Regarding my current research, I am working on rhetorical strategies used by the writer Leonardo Sciascia during the last decade of his life (he died in 1989). I am especially interested in one of his last works, Porte aperte (“Open Doors”), which deals with the death penalty. Porte aperte was transformed into a film, and I was invited to speak of the novel and the film by the Dante Alighieri Society of Michigan. Based in Birmingham, MI, the society offers a variety of ways that local residents can connect with Italian language and culture. I addressed the Dante Society on March 26th giving my review of the novel and film.

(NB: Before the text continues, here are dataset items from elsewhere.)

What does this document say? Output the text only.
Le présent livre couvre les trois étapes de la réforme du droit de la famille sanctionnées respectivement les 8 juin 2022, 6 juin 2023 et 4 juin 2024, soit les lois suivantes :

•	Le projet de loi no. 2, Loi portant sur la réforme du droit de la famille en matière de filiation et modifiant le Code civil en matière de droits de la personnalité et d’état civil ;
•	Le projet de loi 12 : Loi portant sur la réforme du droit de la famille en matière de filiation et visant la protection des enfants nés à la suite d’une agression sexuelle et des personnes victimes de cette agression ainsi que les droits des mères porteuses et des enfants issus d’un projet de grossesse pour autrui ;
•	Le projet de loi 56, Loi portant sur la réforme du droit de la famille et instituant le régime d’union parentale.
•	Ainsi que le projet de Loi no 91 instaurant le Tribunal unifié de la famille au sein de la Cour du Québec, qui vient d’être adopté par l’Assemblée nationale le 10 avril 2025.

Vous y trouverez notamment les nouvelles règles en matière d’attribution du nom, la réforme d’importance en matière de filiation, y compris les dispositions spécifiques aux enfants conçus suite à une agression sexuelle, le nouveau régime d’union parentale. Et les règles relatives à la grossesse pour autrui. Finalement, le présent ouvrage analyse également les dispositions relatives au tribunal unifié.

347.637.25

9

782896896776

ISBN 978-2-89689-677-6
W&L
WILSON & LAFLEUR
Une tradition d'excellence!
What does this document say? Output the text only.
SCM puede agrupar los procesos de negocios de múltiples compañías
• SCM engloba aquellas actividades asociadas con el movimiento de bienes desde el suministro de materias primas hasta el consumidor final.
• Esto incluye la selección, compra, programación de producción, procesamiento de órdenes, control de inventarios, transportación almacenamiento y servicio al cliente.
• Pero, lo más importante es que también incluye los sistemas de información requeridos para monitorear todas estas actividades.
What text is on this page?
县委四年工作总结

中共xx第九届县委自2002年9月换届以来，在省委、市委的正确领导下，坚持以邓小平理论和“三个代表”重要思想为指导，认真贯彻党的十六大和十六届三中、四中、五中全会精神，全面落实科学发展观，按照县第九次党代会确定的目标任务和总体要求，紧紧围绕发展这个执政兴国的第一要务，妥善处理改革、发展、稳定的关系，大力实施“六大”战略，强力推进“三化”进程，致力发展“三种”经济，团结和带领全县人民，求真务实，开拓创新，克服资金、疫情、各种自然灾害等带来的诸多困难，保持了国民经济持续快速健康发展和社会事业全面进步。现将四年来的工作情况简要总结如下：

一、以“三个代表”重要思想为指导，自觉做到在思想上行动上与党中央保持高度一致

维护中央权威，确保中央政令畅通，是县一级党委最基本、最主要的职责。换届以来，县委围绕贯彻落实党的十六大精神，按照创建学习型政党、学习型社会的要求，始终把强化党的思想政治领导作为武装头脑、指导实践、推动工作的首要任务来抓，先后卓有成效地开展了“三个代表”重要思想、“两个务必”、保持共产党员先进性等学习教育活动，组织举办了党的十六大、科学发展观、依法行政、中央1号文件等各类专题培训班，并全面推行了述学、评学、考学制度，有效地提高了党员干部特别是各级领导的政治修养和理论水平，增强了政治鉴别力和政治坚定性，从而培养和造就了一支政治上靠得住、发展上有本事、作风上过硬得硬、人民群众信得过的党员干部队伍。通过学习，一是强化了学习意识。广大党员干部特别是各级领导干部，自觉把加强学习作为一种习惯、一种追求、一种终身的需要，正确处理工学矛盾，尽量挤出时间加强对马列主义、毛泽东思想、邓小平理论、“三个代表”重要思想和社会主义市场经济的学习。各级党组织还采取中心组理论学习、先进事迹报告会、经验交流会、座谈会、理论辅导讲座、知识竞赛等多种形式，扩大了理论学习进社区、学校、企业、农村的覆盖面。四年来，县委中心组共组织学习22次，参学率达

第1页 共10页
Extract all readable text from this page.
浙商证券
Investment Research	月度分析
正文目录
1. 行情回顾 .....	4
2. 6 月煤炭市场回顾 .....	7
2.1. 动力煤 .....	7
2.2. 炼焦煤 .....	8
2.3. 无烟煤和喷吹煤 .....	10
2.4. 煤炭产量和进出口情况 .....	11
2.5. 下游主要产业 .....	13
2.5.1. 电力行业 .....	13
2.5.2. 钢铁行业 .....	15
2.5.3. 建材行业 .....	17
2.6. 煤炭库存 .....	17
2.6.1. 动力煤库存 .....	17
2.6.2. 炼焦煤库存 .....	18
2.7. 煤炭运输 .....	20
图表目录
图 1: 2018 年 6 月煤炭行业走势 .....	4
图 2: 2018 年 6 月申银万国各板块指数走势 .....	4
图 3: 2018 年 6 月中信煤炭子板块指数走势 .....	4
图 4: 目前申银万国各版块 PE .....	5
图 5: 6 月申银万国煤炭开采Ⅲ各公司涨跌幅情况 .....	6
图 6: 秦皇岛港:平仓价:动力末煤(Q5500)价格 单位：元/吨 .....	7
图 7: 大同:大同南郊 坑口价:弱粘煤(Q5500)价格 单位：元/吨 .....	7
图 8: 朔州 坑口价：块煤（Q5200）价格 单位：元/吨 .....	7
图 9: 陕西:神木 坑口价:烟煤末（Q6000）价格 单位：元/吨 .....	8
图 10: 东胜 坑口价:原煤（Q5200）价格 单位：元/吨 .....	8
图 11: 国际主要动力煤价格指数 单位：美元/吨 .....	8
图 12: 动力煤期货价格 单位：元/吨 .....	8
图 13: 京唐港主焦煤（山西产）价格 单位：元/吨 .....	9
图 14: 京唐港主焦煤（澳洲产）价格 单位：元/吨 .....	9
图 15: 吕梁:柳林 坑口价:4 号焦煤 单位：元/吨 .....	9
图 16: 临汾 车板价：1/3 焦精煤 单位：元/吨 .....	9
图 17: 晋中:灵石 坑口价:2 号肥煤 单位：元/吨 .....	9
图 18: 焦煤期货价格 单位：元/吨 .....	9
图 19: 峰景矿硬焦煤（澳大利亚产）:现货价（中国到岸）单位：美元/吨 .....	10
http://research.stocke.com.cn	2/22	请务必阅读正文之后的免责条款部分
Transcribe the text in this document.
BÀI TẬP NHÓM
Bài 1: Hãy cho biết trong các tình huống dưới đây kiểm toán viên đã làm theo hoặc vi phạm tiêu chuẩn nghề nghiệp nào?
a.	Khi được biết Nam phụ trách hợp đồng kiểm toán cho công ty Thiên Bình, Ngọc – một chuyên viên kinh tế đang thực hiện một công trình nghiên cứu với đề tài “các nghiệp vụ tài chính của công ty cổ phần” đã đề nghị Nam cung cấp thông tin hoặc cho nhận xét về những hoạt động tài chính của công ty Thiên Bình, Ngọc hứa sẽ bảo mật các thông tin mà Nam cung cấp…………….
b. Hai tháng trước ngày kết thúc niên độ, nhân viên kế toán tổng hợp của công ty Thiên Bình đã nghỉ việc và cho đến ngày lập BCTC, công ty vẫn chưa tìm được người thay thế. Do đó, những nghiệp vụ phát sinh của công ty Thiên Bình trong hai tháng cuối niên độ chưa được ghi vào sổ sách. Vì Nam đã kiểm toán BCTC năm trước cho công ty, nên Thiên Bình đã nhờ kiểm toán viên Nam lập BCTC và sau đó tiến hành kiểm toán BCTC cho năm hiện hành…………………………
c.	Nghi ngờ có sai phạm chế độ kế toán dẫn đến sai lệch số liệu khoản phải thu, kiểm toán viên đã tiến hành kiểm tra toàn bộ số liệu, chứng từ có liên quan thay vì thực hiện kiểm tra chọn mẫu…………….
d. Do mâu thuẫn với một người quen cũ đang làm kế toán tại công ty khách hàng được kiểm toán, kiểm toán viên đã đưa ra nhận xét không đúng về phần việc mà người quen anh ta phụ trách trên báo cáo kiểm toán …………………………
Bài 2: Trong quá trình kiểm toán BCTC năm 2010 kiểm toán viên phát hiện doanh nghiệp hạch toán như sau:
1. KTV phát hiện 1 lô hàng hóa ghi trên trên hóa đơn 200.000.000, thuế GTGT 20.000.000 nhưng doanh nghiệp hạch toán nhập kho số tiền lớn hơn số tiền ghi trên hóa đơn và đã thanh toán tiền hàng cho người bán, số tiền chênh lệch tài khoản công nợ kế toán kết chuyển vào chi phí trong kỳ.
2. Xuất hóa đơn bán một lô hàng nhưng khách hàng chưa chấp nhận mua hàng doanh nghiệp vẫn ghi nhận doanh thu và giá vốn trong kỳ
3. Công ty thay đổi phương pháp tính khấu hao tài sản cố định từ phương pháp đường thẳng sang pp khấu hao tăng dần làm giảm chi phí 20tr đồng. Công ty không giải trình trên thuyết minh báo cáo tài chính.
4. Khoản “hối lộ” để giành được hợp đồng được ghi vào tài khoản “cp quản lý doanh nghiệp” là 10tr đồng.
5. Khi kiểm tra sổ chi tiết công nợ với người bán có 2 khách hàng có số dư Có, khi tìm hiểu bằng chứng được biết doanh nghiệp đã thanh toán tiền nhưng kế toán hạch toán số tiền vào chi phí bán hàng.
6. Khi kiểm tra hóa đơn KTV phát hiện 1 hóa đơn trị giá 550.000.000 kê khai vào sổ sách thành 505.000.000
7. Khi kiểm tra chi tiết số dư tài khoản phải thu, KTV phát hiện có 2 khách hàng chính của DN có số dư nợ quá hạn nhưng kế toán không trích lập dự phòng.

On March 30th, we had a guest speaker, Dr. Maurizio Albahari, come from Notre Dame to speak about an extremely “hot” topic, the refugee crisis in Europe. His lecture outlined the emergence of the Mediterranean Sea as the world’s deadliest international border for refugees. He illustrated how the political separation between Northern Europe and countries on the Mediterranean, like Italy, constitute a state of affairs that come at a very high cost.
In May and June, I’ll direct RCS’s study abroad program in Florence, Italy. While in Europe, I will give three invited talks, all on different aspects of my Sciascia research project. In May, I’ll be at the University of Calabria in Italy, and the University of Rome at Tor Vergata. In June, I’ll speak at the University of Kent in Great Britain.